Staffing levels and attendance have been much improved in 2023. We have been able to fully staff all eight of our shifts for the duration of the season so far. With our SunGold Main Season packing now completed, however, there is no longer sufficient fruit being harvested for us to continue operating with all shifts. Our dayshift and nightshift teams in Packhouse 1 finished packing for the season on the 23rd of May; we thank them for their hard work and commitment, helping us through another busy and successful KiwiStart and SunGold Main Pack season.

The Bin Store/Controlled Atmosphere (CA) Coolstore and Controlled Humidity Packing system have proved their worth during the period of poor weather at a critical time in the SunGold Harvest Season. The system allowed us to increase picking ahead of and between rain events and then store surplus fruit bins in both the Bin Store and CA Stores. This allowed us to continue packing with all shifts operating uninterrupted for the 10-day weather-affected picking period.

Explosive softs in the Gold fruit have been challenging again this season. The levels started off low up to Week 16 but increased sharply after that to similar levels seen in 2022. A percentage of these explosives are a result of the hailstorm earlier this season, as some of the fruit affected by hail has expressed as explosive softs. We continue to deal with hail-affected crops in both SunGold and Hayward varieties and are managing this challenge by ensuring the focus is on removing as much affected fruit as possible on the orchard. We have robust systems in place in the packhouses to deal with the hail-affected fruit, which are helping to minimise the effect on our production speeds and ensuring we can continue to pack in grade.

Our focus now turns to the Hayward Main Pack crop, which we expect to have completed by mid-June.
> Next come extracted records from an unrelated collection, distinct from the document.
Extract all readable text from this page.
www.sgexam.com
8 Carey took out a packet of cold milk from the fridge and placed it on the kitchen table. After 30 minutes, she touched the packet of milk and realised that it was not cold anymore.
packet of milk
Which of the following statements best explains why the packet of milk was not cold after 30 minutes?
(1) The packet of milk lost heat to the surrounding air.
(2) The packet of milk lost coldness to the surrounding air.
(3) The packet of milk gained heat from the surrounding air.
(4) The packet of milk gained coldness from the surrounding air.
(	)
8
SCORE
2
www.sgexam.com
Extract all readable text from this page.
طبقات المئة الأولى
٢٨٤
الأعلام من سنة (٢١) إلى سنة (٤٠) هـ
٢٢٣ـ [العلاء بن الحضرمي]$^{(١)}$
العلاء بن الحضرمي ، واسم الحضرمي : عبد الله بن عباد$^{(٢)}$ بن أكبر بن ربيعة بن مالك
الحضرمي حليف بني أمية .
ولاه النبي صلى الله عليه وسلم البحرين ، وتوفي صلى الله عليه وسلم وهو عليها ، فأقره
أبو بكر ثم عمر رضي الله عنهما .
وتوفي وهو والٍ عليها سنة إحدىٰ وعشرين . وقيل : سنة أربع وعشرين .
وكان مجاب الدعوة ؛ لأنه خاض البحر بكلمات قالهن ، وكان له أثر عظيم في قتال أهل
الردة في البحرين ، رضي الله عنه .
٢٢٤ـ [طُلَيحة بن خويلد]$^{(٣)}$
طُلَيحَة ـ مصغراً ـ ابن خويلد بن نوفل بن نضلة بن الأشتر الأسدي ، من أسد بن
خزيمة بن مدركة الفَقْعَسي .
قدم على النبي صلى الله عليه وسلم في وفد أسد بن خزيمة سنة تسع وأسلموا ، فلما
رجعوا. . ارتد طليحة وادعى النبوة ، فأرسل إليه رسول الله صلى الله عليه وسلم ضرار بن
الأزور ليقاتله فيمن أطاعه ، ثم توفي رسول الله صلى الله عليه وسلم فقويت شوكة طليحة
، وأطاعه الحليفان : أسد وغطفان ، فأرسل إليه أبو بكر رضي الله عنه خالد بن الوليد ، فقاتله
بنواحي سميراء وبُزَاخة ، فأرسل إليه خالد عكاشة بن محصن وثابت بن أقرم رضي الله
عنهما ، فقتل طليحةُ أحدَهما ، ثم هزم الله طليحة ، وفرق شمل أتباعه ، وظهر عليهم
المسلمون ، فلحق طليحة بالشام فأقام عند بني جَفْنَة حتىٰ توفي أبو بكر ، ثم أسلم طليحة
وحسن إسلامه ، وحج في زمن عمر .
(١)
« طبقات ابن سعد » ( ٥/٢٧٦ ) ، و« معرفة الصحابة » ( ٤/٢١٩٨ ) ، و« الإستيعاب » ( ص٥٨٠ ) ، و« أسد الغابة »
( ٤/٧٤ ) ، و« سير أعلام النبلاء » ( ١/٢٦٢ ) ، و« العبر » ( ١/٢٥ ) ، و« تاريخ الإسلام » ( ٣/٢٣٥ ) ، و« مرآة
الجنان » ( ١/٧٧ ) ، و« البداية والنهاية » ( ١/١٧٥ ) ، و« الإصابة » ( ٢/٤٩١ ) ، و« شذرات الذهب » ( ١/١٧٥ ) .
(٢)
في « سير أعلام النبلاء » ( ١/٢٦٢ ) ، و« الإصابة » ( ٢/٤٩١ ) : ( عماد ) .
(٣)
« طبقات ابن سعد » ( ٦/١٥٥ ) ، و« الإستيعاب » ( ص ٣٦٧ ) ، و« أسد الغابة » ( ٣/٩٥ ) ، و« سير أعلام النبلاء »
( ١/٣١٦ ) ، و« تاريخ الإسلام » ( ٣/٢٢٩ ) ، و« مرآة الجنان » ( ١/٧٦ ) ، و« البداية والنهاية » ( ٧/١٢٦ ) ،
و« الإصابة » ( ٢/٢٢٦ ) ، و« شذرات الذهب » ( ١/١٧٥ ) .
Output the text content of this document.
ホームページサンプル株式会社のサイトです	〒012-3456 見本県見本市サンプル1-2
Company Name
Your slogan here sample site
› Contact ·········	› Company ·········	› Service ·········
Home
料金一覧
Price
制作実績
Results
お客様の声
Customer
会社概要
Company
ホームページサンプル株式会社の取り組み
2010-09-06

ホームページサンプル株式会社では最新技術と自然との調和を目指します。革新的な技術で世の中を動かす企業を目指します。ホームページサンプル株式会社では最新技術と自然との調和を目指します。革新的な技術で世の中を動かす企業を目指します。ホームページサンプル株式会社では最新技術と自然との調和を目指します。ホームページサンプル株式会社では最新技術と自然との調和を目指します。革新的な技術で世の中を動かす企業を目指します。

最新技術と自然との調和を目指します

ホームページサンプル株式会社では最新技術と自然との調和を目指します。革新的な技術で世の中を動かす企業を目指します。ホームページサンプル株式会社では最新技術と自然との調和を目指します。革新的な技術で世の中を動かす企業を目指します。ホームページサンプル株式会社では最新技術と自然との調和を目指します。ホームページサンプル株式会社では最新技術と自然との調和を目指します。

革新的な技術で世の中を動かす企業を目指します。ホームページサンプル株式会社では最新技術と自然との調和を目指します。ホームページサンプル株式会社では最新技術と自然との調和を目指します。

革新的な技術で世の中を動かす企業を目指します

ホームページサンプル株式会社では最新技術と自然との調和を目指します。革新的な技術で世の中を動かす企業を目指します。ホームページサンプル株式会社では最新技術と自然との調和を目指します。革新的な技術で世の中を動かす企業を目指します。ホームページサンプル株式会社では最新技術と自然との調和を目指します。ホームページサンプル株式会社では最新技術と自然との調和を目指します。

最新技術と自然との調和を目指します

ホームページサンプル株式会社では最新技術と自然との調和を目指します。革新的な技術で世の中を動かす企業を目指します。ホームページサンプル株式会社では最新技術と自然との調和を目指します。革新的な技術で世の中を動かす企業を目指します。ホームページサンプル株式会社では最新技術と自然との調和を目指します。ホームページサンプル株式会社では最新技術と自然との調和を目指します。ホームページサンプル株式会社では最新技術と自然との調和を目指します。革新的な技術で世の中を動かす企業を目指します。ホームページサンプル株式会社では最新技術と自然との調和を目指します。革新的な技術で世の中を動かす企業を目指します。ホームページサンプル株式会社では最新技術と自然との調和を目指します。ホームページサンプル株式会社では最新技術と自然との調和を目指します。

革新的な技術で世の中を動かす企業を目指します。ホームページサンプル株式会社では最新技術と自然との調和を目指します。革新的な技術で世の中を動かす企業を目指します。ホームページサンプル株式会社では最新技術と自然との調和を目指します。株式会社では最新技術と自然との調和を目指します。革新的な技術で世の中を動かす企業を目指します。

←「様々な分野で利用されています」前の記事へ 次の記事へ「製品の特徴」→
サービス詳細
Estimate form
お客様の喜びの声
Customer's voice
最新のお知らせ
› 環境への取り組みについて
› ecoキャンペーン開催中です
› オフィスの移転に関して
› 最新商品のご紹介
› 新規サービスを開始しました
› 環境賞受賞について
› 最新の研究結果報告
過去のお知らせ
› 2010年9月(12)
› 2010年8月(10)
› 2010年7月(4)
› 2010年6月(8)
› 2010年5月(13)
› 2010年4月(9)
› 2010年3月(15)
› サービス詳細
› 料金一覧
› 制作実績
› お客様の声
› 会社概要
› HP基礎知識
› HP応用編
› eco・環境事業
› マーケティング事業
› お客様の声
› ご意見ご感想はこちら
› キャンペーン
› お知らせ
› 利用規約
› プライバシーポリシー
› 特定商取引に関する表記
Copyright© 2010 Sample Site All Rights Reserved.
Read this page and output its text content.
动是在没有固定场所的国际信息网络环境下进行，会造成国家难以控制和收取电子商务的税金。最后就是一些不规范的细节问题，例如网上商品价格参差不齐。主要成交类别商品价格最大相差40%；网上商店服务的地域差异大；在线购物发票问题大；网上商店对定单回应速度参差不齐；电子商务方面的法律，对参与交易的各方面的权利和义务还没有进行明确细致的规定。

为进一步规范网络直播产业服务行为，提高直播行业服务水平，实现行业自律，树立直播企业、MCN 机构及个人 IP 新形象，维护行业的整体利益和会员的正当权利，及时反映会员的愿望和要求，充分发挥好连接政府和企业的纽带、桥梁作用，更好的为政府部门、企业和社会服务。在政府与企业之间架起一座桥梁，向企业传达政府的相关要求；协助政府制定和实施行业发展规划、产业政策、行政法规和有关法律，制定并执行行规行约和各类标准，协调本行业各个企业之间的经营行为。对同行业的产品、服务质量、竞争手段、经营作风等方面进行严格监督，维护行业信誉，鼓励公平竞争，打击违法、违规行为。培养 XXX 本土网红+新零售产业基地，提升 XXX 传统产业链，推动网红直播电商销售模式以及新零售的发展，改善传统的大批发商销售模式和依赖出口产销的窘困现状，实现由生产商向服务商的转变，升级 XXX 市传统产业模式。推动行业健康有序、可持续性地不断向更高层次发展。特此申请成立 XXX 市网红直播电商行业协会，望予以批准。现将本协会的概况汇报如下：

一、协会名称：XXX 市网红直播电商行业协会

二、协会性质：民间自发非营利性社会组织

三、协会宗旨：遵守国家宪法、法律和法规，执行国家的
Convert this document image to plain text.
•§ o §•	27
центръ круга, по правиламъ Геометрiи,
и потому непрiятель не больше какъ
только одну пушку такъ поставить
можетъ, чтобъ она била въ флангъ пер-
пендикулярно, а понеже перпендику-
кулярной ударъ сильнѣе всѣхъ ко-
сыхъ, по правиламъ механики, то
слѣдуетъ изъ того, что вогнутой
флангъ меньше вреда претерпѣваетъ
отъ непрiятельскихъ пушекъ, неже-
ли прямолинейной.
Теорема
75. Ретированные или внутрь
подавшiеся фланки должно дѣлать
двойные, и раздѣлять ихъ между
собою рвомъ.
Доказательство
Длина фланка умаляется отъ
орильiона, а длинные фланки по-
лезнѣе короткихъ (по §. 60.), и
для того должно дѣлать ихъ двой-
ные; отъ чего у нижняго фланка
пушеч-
After that, we will pack out our SunGold Controlled Atmosphere fruit, concluding the 2023 packing season.

Debbie Robinson
Head of Supply

Hail insurance

The 2023 season will be remembered for its range of challenging weather events. Growers have battled frosts, floods and hail, and while in previous years there was commercial insurance available that covered frost and hail events, this type of insurance has become virtually unprocurable by the industry or individual growers. The result is that the only hail insurance available now is an Industry self-insurance policy administered through the Zespri pools. The policy is reviewed annually by the industry hail subgroup.

The following are the proposed values for the 2024 Industry Hail Policy.

Please note – the following recommendation to adjust the Maximum Indemnity Limit for trays supplied is being proposed for the 2024 policy, and at the time of writing this, a final decision has not been made.

Trevelyan Growers Limited (TGL) – top-up insurance

Please note that TGL also has a top-up hail insurance in place for growers, funded by the TGL pools.

This policy mirrors the industry insurance and means any grower with a successful claim through the industry self-insurance hail policy will get an extra $1.00 per tray. There is a limit of $500,000 available in any year. The $1.00/tray top-up will be pro-rated accordingly if the limit is breached.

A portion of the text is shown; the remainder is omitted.